According to a statement from police, Tshamba surrendered with his attorney and will face charges of using a firearm in commission of a crime of violence, in addition to the murder charges, in connection with the shooting death of Brown.
In the statement, Police Commissioner Frederick H. Bealefeld III called Tshamba's actions an "aberration."
As detectives passed out fliers with Tshamba's picture describing him as a "dangerous/high risk apprehension," about 100 people gathered on the green in front of City Hall to remember Brown. Wearing T-shirts with Brown's photo and clutching candles, they prayed before releasing about a dozen heart-shaped balloons into the air.
"We should have locked [Tshamba] up that night," said Reginald Dargan, Brown's father. "I pray that they catch him. I leave it in God's hands."
Tshamba's attorney, Adam Sean Cohen, said he had not reached his client but was "not ready to say [Tshamba] is avoiding anything." He said Tshamba had been frustrated with the public outcry over the incident and may have "sequestered himself."
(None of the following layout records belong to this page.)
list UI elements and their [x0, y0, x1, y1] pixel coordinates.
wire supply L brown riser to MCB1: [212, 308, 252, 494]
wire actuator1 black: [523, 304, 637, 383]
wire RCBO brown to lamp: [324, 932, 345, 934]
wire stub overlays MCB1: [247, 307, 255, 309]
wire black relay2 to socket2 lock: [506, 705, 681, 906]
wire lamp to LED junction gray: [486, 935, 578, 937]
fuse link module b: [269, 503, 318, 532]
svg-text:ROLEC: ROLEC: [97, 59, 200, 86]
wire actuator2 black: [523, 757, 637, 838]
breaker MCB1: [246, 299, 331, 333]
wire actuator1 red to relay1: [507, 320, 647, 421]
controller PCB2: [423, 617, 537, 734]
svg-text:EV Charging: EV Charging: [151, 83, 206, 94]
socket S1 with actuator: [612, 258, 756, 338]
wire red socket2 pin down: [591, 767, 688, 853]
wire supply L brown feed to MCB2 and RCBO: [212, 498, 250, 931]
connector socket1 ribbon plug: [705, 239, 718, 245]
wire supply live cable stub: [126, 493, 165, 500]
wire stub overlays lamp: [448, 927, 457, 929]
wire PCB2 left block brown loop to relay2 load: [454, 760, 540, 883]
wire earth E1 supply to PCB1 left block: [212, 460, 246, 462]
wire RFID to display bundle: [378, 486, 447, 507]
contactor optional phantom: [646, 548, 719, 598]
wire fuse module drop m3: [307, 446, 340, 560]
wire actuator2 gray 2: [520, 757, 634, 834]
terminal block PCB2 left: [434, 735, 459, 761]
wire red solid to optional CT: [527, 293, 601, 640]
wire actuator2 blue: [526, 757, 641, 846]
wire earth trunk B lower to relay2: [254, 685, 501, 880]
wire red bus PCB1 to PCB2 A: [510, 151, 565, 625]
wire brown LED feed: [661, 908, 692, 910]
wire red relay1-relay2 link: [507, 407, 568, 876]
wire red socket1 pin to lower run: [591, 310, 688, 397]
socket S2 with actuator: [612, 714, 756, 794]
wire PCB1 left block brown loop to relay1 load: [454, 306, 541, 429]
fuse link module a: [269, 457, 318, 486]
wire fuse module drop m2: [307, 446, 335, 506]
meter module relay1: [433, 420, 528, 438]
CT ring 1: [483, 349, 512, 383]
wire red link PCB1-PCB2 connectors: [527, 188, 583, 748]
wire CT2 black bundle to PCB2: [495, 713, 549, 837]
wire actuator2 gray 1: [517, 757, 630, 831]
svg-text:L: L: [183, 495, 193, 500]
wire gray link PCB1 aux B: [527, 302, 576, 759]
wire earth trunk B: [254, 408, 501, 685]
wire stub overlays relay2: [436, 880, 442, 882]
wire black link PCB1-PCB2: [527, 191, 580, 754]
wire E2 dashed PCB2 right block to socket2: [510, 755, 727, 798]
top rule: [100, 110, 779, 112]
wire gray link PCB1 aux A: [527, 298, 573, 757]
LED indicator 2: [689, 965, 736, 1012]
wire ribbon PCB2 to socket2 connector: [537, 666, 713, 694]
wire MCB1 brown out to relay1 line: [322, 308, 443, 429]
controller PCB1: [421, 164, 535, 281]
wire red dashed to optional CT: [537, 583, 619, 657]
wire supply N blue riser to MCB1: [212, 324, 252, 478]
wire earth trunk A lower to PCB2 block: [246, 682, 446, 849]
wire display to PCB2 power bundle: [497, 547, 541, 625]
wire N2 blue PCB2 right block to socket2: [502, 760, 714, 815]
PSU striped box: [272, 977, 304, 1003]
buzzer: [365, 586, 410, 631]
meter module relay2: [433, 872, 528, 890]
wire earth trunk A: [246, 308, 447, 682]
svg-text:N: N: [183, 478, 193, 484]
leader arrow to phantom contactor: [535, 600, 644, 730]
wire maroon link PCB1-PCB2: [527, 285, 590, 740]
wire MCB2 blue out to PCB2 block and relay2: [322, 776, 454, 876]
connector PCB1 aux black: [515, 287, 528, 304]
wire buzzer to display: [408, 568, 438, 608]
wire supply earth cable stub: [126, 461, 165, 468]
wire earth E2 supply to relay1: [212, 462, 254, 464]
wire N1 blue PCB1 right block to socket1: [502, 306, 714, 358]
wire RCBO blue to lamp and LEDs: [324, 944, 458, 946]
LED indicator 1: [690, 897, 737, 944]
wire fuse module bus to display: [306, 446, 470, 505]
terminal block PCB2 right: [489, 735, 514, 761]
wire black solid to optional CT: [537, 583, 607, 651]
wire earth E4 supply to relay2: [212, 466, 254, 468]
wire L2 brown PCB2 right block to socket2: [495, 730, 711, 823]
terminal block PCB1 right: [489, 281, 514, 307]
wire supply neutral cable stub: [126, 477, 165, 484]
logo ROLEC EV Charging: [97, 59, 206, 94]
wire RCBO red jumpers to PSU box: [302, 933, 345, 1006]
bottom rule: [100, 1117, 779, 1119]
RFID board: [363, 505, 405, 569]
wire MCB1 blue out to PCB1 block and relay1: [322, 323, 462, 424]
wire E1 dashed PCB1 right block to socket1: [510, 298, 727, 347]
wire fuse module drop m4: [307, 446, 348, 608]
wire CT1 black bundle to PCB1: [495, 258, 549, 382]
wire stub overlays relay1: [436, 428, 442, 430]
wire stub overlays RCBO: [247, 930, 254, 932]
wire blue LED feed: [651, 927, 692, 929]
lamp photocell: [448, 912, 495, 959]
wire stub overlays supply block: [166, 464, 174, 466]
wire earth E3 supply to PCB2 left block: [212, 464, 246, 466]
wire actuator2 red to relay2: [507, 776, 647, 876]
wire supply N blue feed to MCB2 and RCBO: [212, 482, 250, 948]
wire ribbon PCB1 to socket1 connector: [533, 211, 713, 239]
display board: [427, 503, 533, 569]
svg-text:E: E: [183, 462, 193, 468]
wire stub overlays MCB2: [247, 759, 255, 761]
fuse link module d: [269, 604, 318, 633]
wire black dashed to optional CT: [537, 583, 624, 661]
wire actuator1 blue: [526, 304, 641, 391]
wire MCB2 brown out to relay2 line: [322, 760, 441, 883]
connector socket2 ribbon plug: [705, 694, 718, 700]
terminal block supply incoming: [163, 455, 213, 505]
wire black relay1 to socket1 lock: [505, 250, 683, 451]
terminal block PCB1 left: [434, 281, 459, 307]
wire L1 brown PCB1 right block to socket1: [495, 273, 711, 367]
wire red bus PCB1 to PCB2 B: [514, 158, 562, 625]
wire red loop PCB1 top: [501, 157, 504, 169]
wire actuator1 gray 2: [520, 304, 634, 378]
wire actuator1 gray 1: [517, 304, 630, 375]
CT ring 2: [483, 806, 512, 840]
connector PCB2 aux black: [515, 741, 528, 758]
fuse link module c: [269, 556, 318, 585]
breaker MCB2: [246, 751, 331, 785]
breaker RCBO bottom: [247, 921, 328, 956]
"He's definitely troubled by the allegation but looks forward to fighting the case in court," Cohen said. "I'm hopeful that this will resolve itself relatively soon."
Guglielmi called Tshamba "our number one suspect for the weekend" but said they do not believe he is a danger to himself or the public. He said the influx of resources was authorized by Police Commissioner Frederick H. Bealefeld III, who was on vacation and has yet to comment publicly about the shooting or Tshamba's disappearance.
Mayor Stephanie Rawlings-Blake is "troubled" that Tshamba has not turned himself in and has been receiving updates that necessary resources were being deployed to track him down, according to spokesman Ryan O'Doherty. She will "not tolerate officers acting outside of the law," he said.
A regional task force of local, state and federal law enforcement agencies is always involved in serving murder warrants. But with the high-profile case lingering, top commanders authorized dozens of detectives from the Violent Crimes Impact Section and district detective units to get involved. His picture is being distributed nationally and regionally.
"It's gone from zero to 60," said a police official who requested anonymity. "This is different; this is a cop."
Police distributed fliers in neighborhoods such as Federal Hill and Fells Point, areas where sources said Tshamba was believed to frequent. As two Southern District detectives handed fliers to a sandwich shop owner Saturday night, an apparently intoxicated man walked up to an officer sitting in a parked car with his hands raised and said, "Don't shoot. Don't shoot."
The search for Tshamba capped a week of drama that began in the early hours of June 5, when the off-duty Baltimore police officer fired 13 rounds from his Glock service pistol at Brown during an alley confrontation in the Mount Vernon neighborhood, according to police and eyewitnesses.
Brown touched a female companion of Tshamba's inappropriately, witnesses said, angering the off-duty officer, who withdrew his weapon and challenged Brown to "do it again." Witnesses and police sources said Brown's hands were raised in the air as Tshamba began emptying the weapon.